Rahasia Di Balik Label: Apa yang Harus Anda Lihat?
1. Perhatikan 5 Bahan Pertama
Bahan-bahan pada label diurutkan berdasarkan beratnya. Lima bahan pertama adalah penyusun utama dari makanan tersebut.
Cari: Daging utuh yang disebutkan spesifik (contoh: Chicken, Beef, Lamb).
Hindari: Jika bahan pertama adalah biji-bijian (Corn, Wheat) atau istilah samar seperti "Meat Meal" (Tepung Daging) tanpa kejelasan asal hewannya.
2. Memahami Istilah "By-Products"
Meat By-Products atau hasil sampingan adalah bagian hewan yang tersisa setelah daging utuhnya diambil (seperti paruh, cakar, atau organ dalam yang kurang bernutrisi).
Tips: Memang tidak selalu buruk, namun makanan kualitas premium biasanya meminimalisir penggunaan by-products dan lebih mengutamakan daging asli atau organ dalam yang berkualitas tinggi (liver, heart).
3. Hati-hati dengan "Ingredient Splitting"
Ini adalah trik produsen untuk memecah satu bahan rendah kualitas menjadi beberapa nama kecil agar tidak terlihat dominan.
Contoh: Mereka memecah jagung menjadi Corn Flour, Corn Gluten Meal, dan Ground Corn. Jika digabungkan, jumlah jagung tersebut mungkin jauh lebih banyak daripada jumlah daging utuhnya.

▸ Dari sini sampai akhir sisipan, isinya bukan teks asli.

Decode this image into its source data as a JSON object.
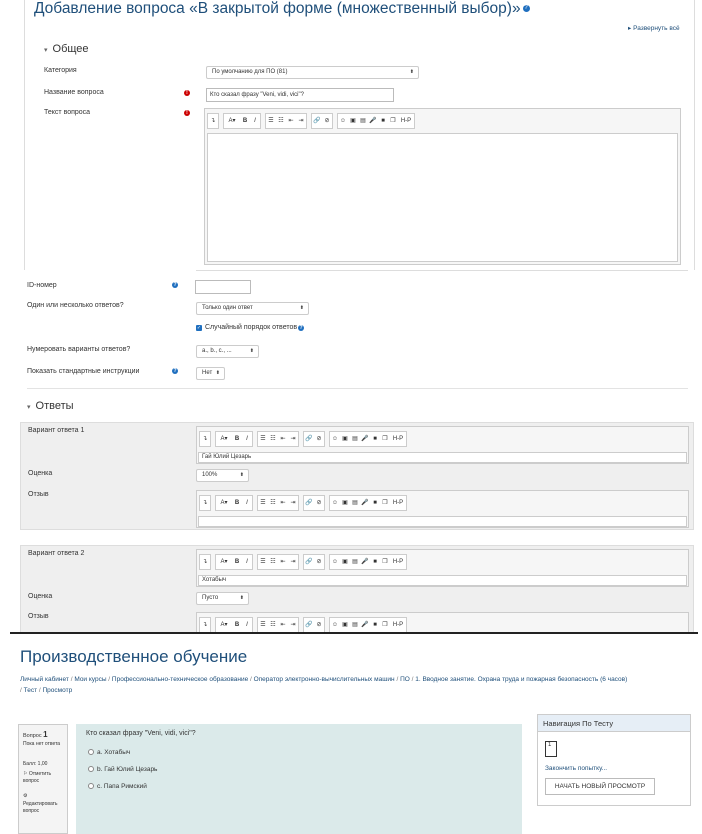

4. Analisis Terjamin (Guaranteed Analysis)
Ini adalah bagian yang menunjukkan persentase nutrisi makro. Secara umum, standar minimal untuk anjing dewasa adalah:
Protein: Minimal 18% - 25% (lebih tinggi untuk anjing aktif/anak anjing).
Lemak: Sekitar 5% - 15%.
Serat: Sebaiknya di bawah 5% (serat terlalu tinggi seringkali hanya berfungsi sebagai "pengisi").

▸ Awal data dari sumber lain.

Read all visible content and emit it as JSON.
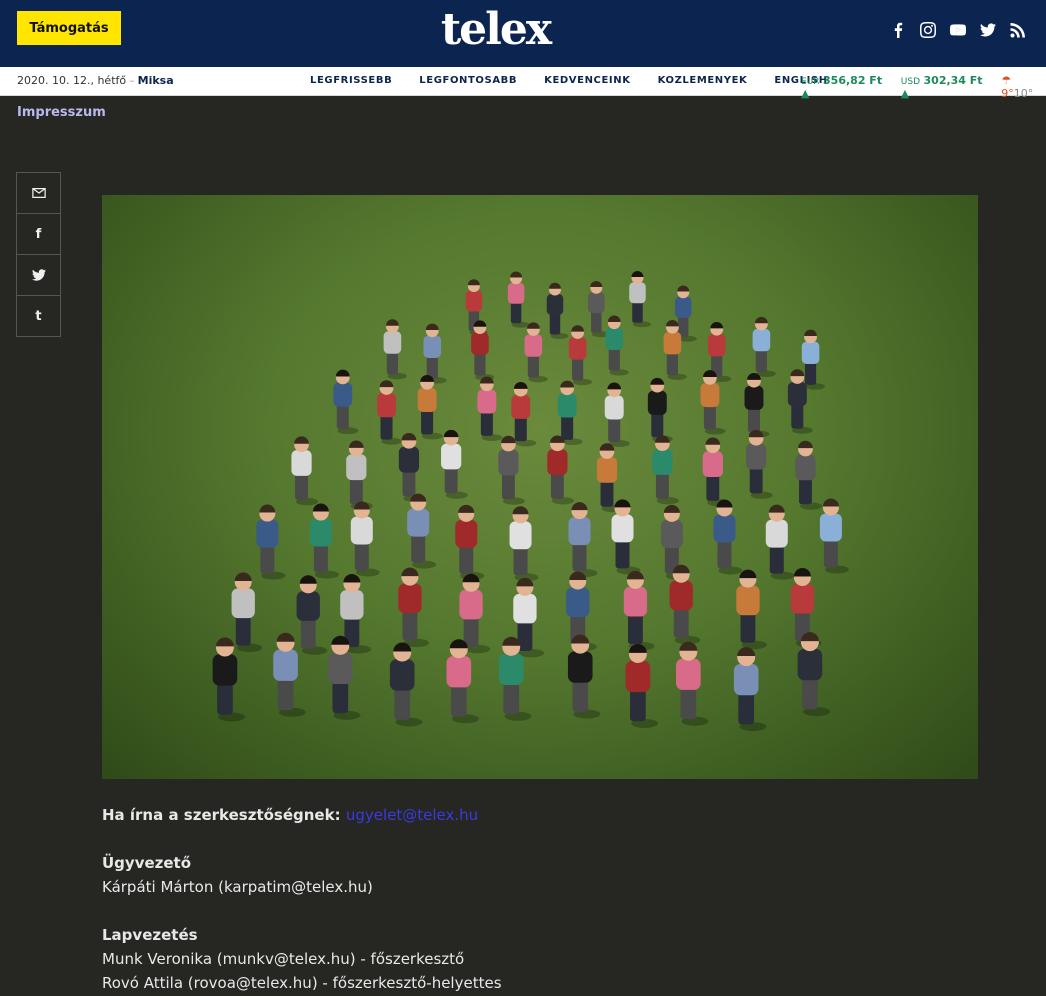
{
  "header": {
    "support_label": "Támogatás",
    "logo_text": "telex",
    "socials": [
      "facebook-icon",
      "instagram-icon",
      "youtube-icon",
      "twitter-icon",
      "rss-icon"
    ]
  },
  "subbar": {
    "date": "2020. 10. 12., hétfő",
    "separator": "–",
    "nameday": "Miksa",
    "nav": [
      "LEGFRISSEBB",
      "LEGFONTOSABB",
      "KEDVENCEINK",
      "KOZLEMENYEK",
      "ENGLISH"
    ],
    "eur_label": "EUR",
    "eur_value": "356,82 Ft",
    "usd_label": "USD",
    "usd_value": "302,34 Ft",
    "temp_low": "9°",
    "temp_high": "10°"
  },
  "breadcrumb": "Impresszum",
  "share": {
    "email_icon": "mail-icon",
    "facebook_glyph": "f",
    "twitter_icon": "twitter-icon",
    "tumblr_glyph": "t"
  },
  "content": {
    "contact_label": "Ha írna a szerkesztőségnek:",
    "contact_email": "ugyelet@telex.hu",
    "sections": [
      {
        "title": "Ügyvezető",
        "lines": [
          "Kárpáti Márton (karpatim@telex.hu)"
        ]
      },
      {
        "title": "Lapvezetés",
        "lines": [
          "Munk Veronika (munkv@telex.hu) - főszerkesztő",
          "Rovó Attila (rovoa@telex.hu) - főszerkesztő-helyettes"
        ]
      }
    ]
  },
  "colors": {
    "header_bg": "#0c2450",
    "accent_yellow": "#ffe500",
    "page_bg": "#262622",
    "link_blue": "#3a3ae0",
    "ticker_green": "#1d8a5a"
  }
}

Daftar "Red Flags" (Tanda Bahaya) pada Label
| Bahan | Mengapa Harus Dihindari? |
| BHA, BHT, Ethoxyquin | Pengawet kimia sintetis yang berpotensi memicu kanker. |
| Artificial Colors | Anjing tidak peduli warna makanan; pewarna hanya untuk menarik mata manusia. |
| Generic Fats | Istilah seperti "Animal Fat" tanpa nama hewan yang jelas biasanya berasal dari sumber minyak limbah. |
| Sugar/Corn Syrup | Pemanis yang bisa memicu obesitas dan diabetes pada anjing. |
Kesimpulan: Jadilah Detektif Label
Jangan terpaku pada klaim "Premium", "Natural", atau "Gourmet" di bagian depan kemasan, karena istilah tersebut seringkali tidak memiliki regulasi hukum yang ketat. Balikkan kemasannya, baca daftar bahan bakunya, dan pastikan sumber protein hewani yang jelas berada di urutan teratas. Investasi pada makanan berkualitas sekarang akan menghemat biaya dokter hewan Anda di masa depan.